Sightseeing und eine Auszeit in Belgien

Brüssel erkunde ich zu Fuß, mit Bus und Metro. Eine Hauptstadt mit internationalem Flair, die für viele aber nur eine Zwischenstation ist, wie mir meine Freunde erzählen. An einem Wochenende fahren wir zusammen in die Ardennen, wo die beiden sich ein kleines Chalet kaufen wollen – für Auszeiten, um vom Trubel und den Terminen in der hektischen Großstadt zu entspannen.

ARD-Korrespondent und eine Hochzeit

Natürlich nutze ich die Chance, um nach einem Midday Briefing in der Europäischen Kommission den Leiter des Brüsseler ARD-Fernsehstudios, Rolf-Dieter Krause, anzusprechen.
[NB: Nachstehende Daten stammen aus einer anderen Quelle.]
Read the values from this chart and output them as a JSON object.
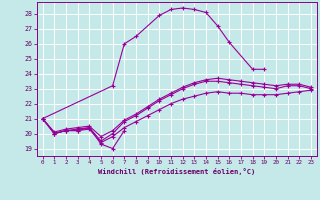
{
  "background_color": "#c5e8e8",
  "grid_color": "#ffffff",
  "line_color": "#990099",
  "xlabel": "Windchill (Refroidissement éolien,°C)",
  "ylabel_ticks": [
    19,
    20,
    21,
    22,
    23,
    24,
    25,
    26,
    27,
    28
  ],
  "xlim": [
    -0.5,
    23.5
  ],
  "ylim": [
    18.5,
    28.8
  ],
  "xticks": [
    0,
    1,
    2,
    3,
    4,
    5,
    6,
    7,
    8,
    9,
    10,
    11,
    12,
    13,
    14,
    15,
    16,
    17,
    18,
    19,
    20,
    21,
    22,
    23
  ],
  "series": [
    {
      "x": [
        0,
        1,
        2,
        3,
        4,
        5,
        6,
        7
      ],
      "y": [
        21.0,
        20.0,
        20.2,
        20.2,
        20.4,
        19.3,
        19.0,
        20.2
      ]
    },
    {
      "x": [
        0,
        6,
        7,
        8,
        10,
        11,
        12,
        13,
        14,
        15,
        16,
        18,
        19
      ],
      "y": [
        21.0,
        23.2,
        26.0,
        26.5,
        27.9,
        28.3,
        28.4,
        28.3,
        28.1,
        27.2,
        26.1,
        24.3,
        24.3
      ]
    },
    {
      "x": [
        0,
        1,
        2,
        3,
        4,
        5,
        6,
        7,
        8,
        9,
        10,
        11,
        12,
        13,
        14,
        15,
        16,
        17,
        18,
        19,
        20,
        21,
        22,
        23
      ],
      "y": [
        21.0,
        20.0,
        20.2,
        20.3,
        20.4,
        19.5,
        20.0,
        20.8,
        21.2,
        21.7,
        22.2,
        22.6,
        23.0,
        23.3,
        23.5,
        23.5,
        23.4,
        23.3,
        23.2,
        23.1,
        23.0,
        23.2,
        23.2,
        23.0
      ]
    },
    {
      "x": [
        0,
        1,
        2,
        3,
        4,
        5,
        6,
        7,
        8,
        9,
        10,
        11,
        12,
        13,
        14,
        15,
        16,
        17,
        18,
        19,
        20,
        21,
        22,
        23
      ],
      "y": [
        21.0,
        20.0,
        20.2,
        20.2,
        20.3,
        19.4,
        19.8,
        20.4,
        20.8,
        21.2,
        21.6,
        22.0,
        22.3,
        22.5,
        22.7,
        22.8,
        22.7,
        22.7,
        22.6,
        22.6,
        22.6,
        22.7,
        22.8,
        22.9
      ]
    },
    {
      "x": [
        0,
        1,
        2,
        3,
        4,
        5,
        6,
        7,
        8,
        9,
        10,
        11,
        12,
        13,
        14,
        15,
        16,
        17,
        18,
        19,
        20,
        21,
        22,
        23
      ],
      "y": [
        21.0,
        20.1,
        20.3,
        20.4,
        20.5,
        19.8,
        20.2,
        20.9,
        21.3,
        21.8,
        22.3,
        22.7,
        23.1,
        23.4,
        23.6,
        23.7,
        23.6,
        23.5,
        23.4,
        23.3,
        23.2,
        23.3,
        23.3,
        23.1
      ]
    }
  ]
}
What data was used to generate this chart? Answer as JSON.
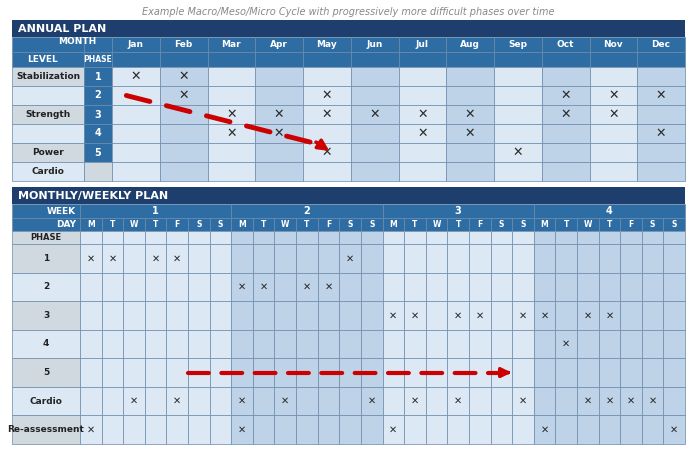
{
  "title": "Example Macro/Meso/Micro Cycle with progressively more difficult phases over time",
  "title_color": "#888888",
  "dark_blue": "#1e3f6e",
  "med_blue": "#2e6ca4",
  "light_blue": "#bed3e8",
  "lighter_blue": "#dce9f5",
  "label_grey": "#d0d8e0",
  "phase_col_blue": "#4472aa",
  "border_color": "#6a8aaa",
  "text_dark": "#333333",
  "annual_header": "ANNUAL PLAN",
  "monthly_header": "MONTHLY/WEEKLY PLAN",
  "months": [
    "Jan",
    "Feb",
    "Mar",
    "Apr",
    "May",
    "Jun",
    "Jul",
    "Aug",
    "Sep",
    "Oct",
    "Nov",
    "Dec"
  ],
  "annual_phases": [
    "1",
    "2",
    "3",
    "4",
    "5",
    ""
  ],
  "level_merges": [
    {
      "label": "Stabilization",
      "start": 0,
      "end": 0
    },
    {
      "label": "Strength",
      "start": 1,
      "end": 3
    },
    {
      "label": "Power",
      "start": 4,
      "end": 4
    },
    {
      "label": "Cardio",
      "start": 5,
      "end": 5
    }
  ],
  "annual_x_marks": [
    [
      0,
      1
    ],
    [
      1,
      4,
      9,
      10,
      11
    ],
    [
      2,
      3,
      4,
      5,
      6,
      7,
      9,
      10
    ],
    [
      2,
      3,
      6,
      7,
      11
    ],
    [
      4,
      8
    ],
    []
  ],
  "weeks": [
    "1",
    "2",
    "3",
    "4"
  ],
  "days": [
    "M",
    "T",
    "W",
    "T",
    "F",
    "S",
    "S",
    "M",
    "T",
    "W",
    "T",
    "F",
    "S",
    "S",
    "M",
    "T",
    "W",
    "T",
    "F",
    "S",
    "S",
    "M",
    "T",
    "W",
    "T",
    "F",
    "S",
    "S"
  ],
  "monthly_phases": [
    "1",
    "2",
    "3",
    "4",
    "5",
    "Cardio",
    "Re-assessment"
  ],
  "monthly_x_marks": [
    [
      0,
      1,
      3,
      4,
      12
    ],
    [
      7,
      8,
      10,
      11
    ],
    [
      14,
      15,
      17,
      18,
      20,
      21,
      23,
      24
    ],
    [
      22
    ],
    [],
    [
      2,
      4,
      7,
      9,
      13,
      15,
      17,
      20,
      23,
      24,
      25,
      26
    ],
    [
      0,
      7,
      14,
      21,
      27
    ]
  ],
  "arrow_color": "#cc0000"
}
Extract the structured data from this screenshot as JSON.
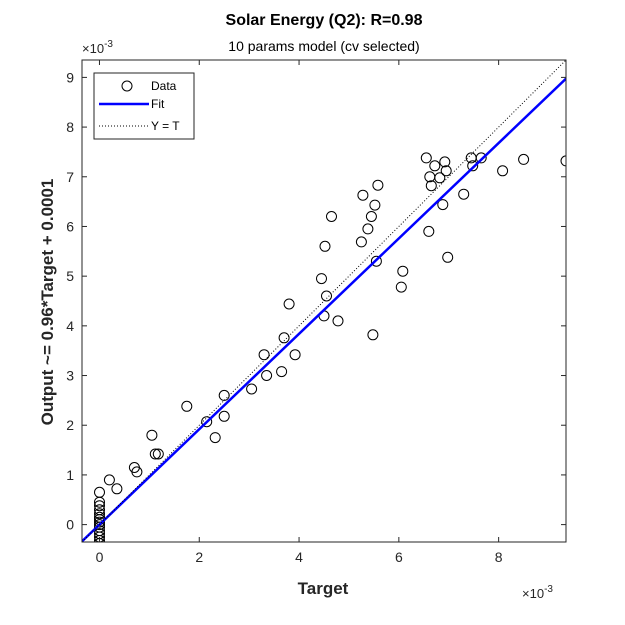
{
  "chart_data": {
    "type": "scatter",
    "title": "Solar Energy (Q2): R=0.98",
    "subtitle": "10 params model (cv selected)",
    "xlabel": "Target",
    "ylabel": "Output ~= 0.96*Target + 0.0001",
    "x_exponent_label": "×10",
    "x_exponent_power": "-3",
    "y_exponent_label": "×10",
    "y_exponent_power": "-3",
    "xlim": [
      -0.35,
      9.35
    ],
    "ylim": [
      -0.35,
      9.35
    ],
    "x_ticks": [
      "0",
      "2",
      "4",
      "6",
      "8"
    ],
    "y_ticks": [
      "0",
      "1",
      "2",
      "3",
      "4",
      "5",
      "6",
      "7",
      "8",
      "9"
    ],
    "grid": false,
    "legend": {
      "placement": "top-left",
      "entries": [
        "Data",
        "Fit",
        "Y = T"
      ]
    },
    "series": [
      {
        "name": "Data",
        "marker": "circle",
        "color": "#000000",
        "points": [
          [
            0,
            0.65
          ],
          [
            0,
            0.45
          ],
          [
            0,
            0.38
          ],
          [
            0,
            0.3
          ],
          [
            0,
            0.22
          ],
          [
            0,
            0.15
          ],
          [
            0,
            0.1
          ],
          [
            0,
            0.05
          ],
          [
            0,
            0.0
          ],
          [
            0,
            -0.05
          ],
          [
            0,
            -0.12
          ],
          [
            0,
            -0.18
          ],
          [
            0,
            -0.25
          ],
          [
            0,
            -0.32
          ],
          [
            0,
            -0.38
          ],
          [
            0.2,
            0.9
          ],
          [
            0.35,
            0.72
          ],
          [
            0.7,
            1.15
          ],
          [
            0.75,
            1.06
          ],
          [
            1.05,
            1.8
          ],
          [
            1.12,
            1.42
          ],
          [
            1.18,
            1.42
          ],
          [
            1.75,
            2.38
          ],
          [
            2.15,
            2.07
          ],
          [
            2.32,
            1.75
          ],
          [
            2.5,
            2.6
          ],
          [
            2.5,
            2.18
          ],
          [
            3.05,
            2.73
          ],
          [
            3.3,
            3.42
          ],
          [
            3.35,
            3.0
          ],
          [
            3.65,
            3.08
          ],
          [
            3.7,
            3.76
          ],
          [
            3.8,
            4.44
          ],
          [
            3.92,
            3.42
          ],
          [
            4.45,
            4.95
          ],
          [
            4.5,
            4.2
          ],
          [
            4.52,
            5.6
          ],
          [
            4.55,
            4.6
          ],
          [
            4.65,
            6.2
          ],
          [
            4.78,
            4.1
          ],
          [
            5.25,
            5.69
          ],
          [
            5.28,
            6.63
          ],
          [
            5.38,
            5.95
          ],
          [
            5.45,
            6.2
          ],
          [
            5.48,
            3.82
          ],
          [
            5.52,
            6.43
          ],
          [
            5.55,
            5.3
          ],
          [
            5.58,
            6.83
          ],
          [
            6.05,
            4.78
          ],
          [
            6.08,
            5.1
          ],
          [
            6.55,
            7.38
          ],
          [
            6.6,
            5.9
          ],
          [
            6.62,
            7.0
          ],
          [
            6.65,
            6.82
          ],
          [
            6.72,
            7.22
          ],
          [
            6.82,
            6.98
          ],
          [
            6.88,
            6.44
          ],
          [
            6.92,
            7.3
          ],
          [
            6.95,
            7.12
          ],
          [
            6.98,
            5.38
          ],
          [
            7.3,
            6.65
          ],
          [
            7.45,
            7.38
          ],
          [
            7.48,
            7.22
          ],
          [
            7.65,
            7.38
          ],
          [
            8.08,
            7.12
          ],
          [
            8.5,
            7.35
          ],
          [
            9.35,
            7.32
          ]
        ]
      },
      {
        "name": "Fit",
        "type": "line",
        "color": "#0000ff",
        "slope": 0.96,
        "intercept": 0.0001,
        "x": [
          -0.35,
          9.35
        ]
      },
      {
        "name": "Y = T",
        "type": "line",
        "style": "dotted",
        "color": "#000000",
        "x": [
          -0.35,
          9.35
        ],
        "y": [
          -0.35,
          9.35
        ]
      }
    ]
  }
}
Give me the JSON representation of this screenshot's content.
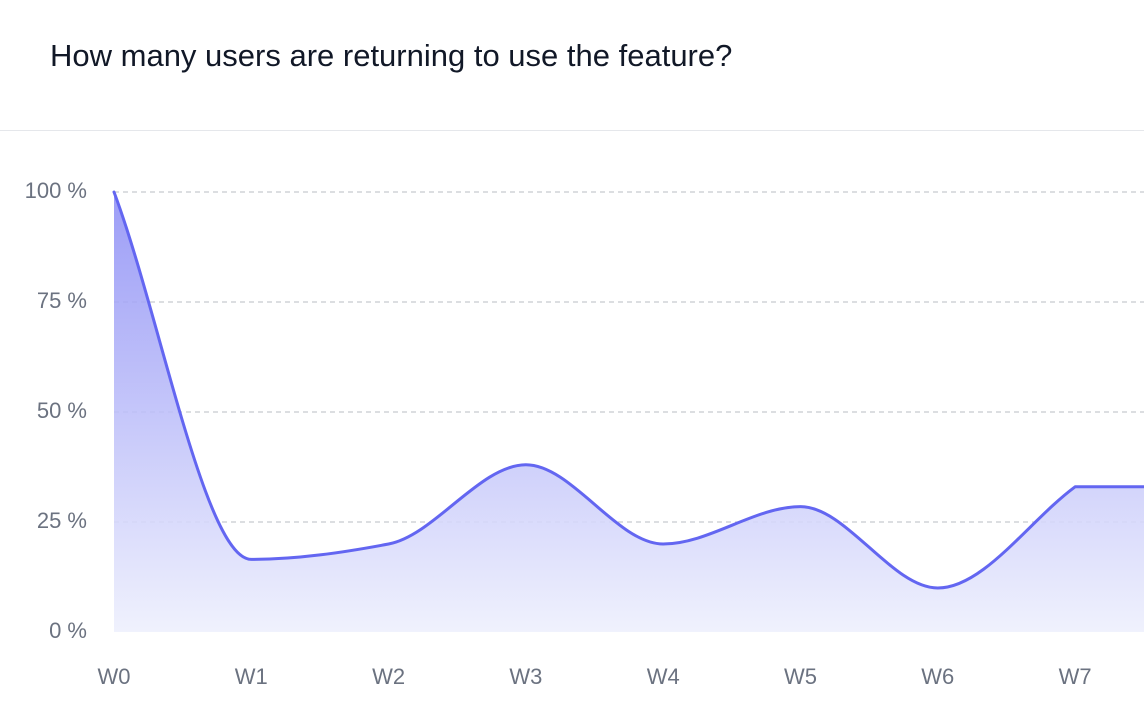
{
  "header": {
    "title": "How many users are returning to use the feature?"
  },
  "colors": {
    "line": "#6366f1",
    "fill_top": "#8b8cf5",
    "fill_bottom": "#eef0fd",
    "grid": "#c7c9cf",
    "tick_text": "#6b7280"
  },
  "chart_data": {
    "type": "area",
    "categories": [
      "W0",
      "W1",
      "W2",
      "W3",
      "W4",
      "W5",
      "W6",
      "W7"
    ],
    "series": [
      {
        "values": [
          100,
          16.5,
          20,
          38,
          20,
          28.5,
          10,
          33
        ]
      }
    ],
    "extend_last_value_to_edge": true,
    "ylim": [
      0,
      100
    ],
    "yticks": [
      0,
      25,
      50,
      75,
      100
    ],
    "ytick_labels": [
      "0 %",
      "25 %",
      "50 %",
      "75 %",
      "100 %"
    ],
    "grid": true,
    "grid_style": "dashed",
    "title": "How many users are returning to use the feature?",
    "xlabel": "",
    "ylabel": ""
  }
}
Er erklärt mir, dass das Leben eines Auslandskorrespondenten nicht nur Vorteile, sondern auch Nachteile mit sich bringe. Ja, die sind mir sehr wohl bewusst. Sein Fazit unseres Gesprächs: „Sie wollen das ja wirklich.“ Ja, ich will. Und noch zwei trauen sich. Meine Freundin aus Brüssel und ihr Freund, bei denen ich gewohnt habe, heiraten im Frühjahr 2015 in Südafrika. Auf ihrer Neujahrskarte das Foto, das ich von den beiden während unseres Ausflugs in die Ardennen gemacht habe. In der Karte kündigen sie ihre Hochzeit an.

Vielen Dank für eine spannende, lehrreiche und prägende Zeit in Brüssel! Ich hoffe, dass ich die Chance bekommen werde, als Korrespondentin ins Ausland zurückzukehren. Das ist zumindest mein Plan.